One of the biggest fights we (King & I) ever had was probably here at Fort Defiance. It had been snowing for days and King came by to tell me he had to travel to one of the out of the way schools up in the mountains. The roads were really bad and the crews were not going out to the schools unless it was an emergency. When he wasn't back by six that night I was really getting worried. Time passed and before I knew it eleven had arrived and still no sign of him. I had already made several calls during the evening trying to locate him to no avail. By eleven I was ready to call out the fire department and anyone else who would listen to me and send out the dog sleds to rescue him. About eleven thirty the telephone rang. It was King. He and his fellow worker had been in town since 4 pm and had stopped at a party his boss was giving. For the first and last time in my married life, (to date) I locked him out of the house and it took a while of explaining on his part, for me to unlock and let him in.

While we were in Fort Defiance I went to work for the Bureau of Indian Affairs also. Being a working woman, wife and mother of three was not an easy job for me. I really enjoyed my job and got some good experience. However, I did miss being with my kids. We went through a series of Navajo babysitters who not only watched the kids for me but stole me blind. We finally moved out of the quonset hut and into a large two bedroom house near the office complex. Also next door to my boss. This was a blessing to us for his wife began to keep my children.

In 1968 we heard the Army Engineers was building a dam west of Sand Springs on the Arkansas River. We started trying to get a transfer for King. Between my two brothers and us calling corp personnel at least three times a week and Kings great resume, we finally got the job. At the time the transfer papers arrived I was working in Personnel. King's boss called me in and told me he had gotten the job but he was reluctant to give King a release date. At which I replied, "Tough! We're going and you can't stop it!" Release date was given for January, 1969 and we were extremely happy to know we would be returning home after all those years.

Christmas 1968 was one of the best times in our life. We had requested a large Christmas tree from the Lions Club and they delivered such a monster we had to cut it off to get it into the house. That year we put up a ten foot live tree that actually took up the better part of our living room. King and I also made a plywood Santa with sleigh and reindeer and put them on the roof with flood lights to brighten their way. To add to our delight there was nine feet of snow on the ground for Christmas. What more could we have asked for?

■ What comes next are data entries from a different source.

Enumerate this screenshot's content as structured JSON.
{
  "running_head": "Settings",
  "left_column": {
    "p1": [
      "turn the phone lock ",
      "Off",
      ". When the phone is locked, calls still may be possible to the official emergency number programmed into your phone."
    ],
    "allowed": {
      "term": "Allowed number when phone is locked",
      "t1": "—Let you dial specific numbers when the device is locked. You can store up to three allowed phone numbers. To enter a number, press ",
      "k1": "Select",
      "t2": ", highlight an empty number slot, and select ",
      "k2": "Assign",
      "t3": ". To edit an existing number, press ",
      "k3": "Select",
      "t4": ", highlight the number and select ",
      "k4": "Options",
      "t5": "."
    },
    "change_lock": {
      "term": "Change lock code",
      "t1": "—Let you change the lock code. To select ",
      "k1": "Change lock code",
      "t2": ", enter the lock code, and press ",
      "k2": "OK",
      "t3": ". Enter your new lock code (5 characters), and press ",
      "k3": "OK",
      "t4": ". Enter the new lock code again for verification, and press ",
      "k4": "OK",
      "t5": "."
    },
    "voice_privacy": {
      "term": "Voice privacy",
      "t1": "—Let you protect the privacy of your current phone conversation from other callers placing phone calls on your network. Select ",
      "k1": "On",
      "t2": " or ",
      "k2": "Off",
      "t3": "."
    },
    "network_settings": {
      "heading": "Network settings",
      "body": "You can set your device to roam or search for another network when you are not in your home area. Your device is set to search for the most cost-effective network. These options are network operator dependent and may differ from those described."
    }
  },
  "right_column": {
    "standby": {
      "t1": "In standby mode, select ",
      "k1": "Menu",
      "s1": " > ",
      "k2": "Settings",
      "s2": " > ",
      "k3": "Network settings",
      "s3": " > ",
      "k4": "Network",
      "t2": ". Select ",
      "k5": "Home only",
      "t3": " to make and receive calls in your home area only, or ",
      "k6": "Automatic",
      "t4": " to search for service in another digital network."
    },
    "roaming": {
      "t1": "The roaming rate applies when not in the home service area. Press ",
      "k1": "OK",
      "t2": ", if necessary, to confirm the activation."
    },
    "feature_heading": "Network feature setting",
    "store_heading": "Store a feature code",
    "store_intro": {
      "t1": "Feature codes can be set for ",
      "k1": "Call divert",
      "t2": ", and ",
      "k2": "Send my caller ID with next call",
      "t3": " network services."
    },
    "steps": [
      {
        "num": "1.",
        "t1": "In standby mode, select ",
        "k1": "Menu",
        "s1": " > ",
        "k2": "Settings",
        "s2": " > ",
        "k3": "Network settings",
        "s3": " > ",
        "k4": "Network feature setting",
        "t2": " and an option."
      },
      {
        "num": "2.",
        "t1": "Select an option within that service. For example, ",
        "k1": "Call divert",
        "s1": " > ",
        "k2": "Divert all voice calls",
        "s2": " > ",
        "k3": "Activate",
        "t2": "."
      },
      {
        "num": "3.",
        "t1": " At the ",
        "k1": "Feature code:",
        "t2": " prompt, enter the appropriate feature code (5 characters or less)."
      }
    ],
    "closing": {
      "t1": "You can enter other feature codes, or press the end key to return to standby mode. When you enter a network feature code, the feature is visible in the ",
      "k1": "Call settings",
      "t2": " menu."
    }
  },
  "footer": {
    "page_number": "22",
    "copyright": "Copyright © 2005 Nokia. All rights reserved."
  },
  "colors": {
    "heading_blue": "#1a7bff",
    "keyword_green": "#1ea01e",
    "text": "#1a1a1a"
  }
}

Well January came and we prepared for the move back to Oklahoma. The moving van came and took all our belongings and Kevin cried all the way to Oklahoma for "his bed". I guess that was his one secure thing in his life. Arriving in Oklahoma we stored all our furniture in Mother and Daddys garage until we found a place to live. Everyone was happy except Kevin. He insisted on standing at the back door, looking at the garage and crying for "his bed"!

And so began our life of raising kids and fighting the treadmill of making both ends meet, which we could never seem to do.

I suppose the next chapter of these memories will be entitled "The Curtain Climber Years" which will be continued someday.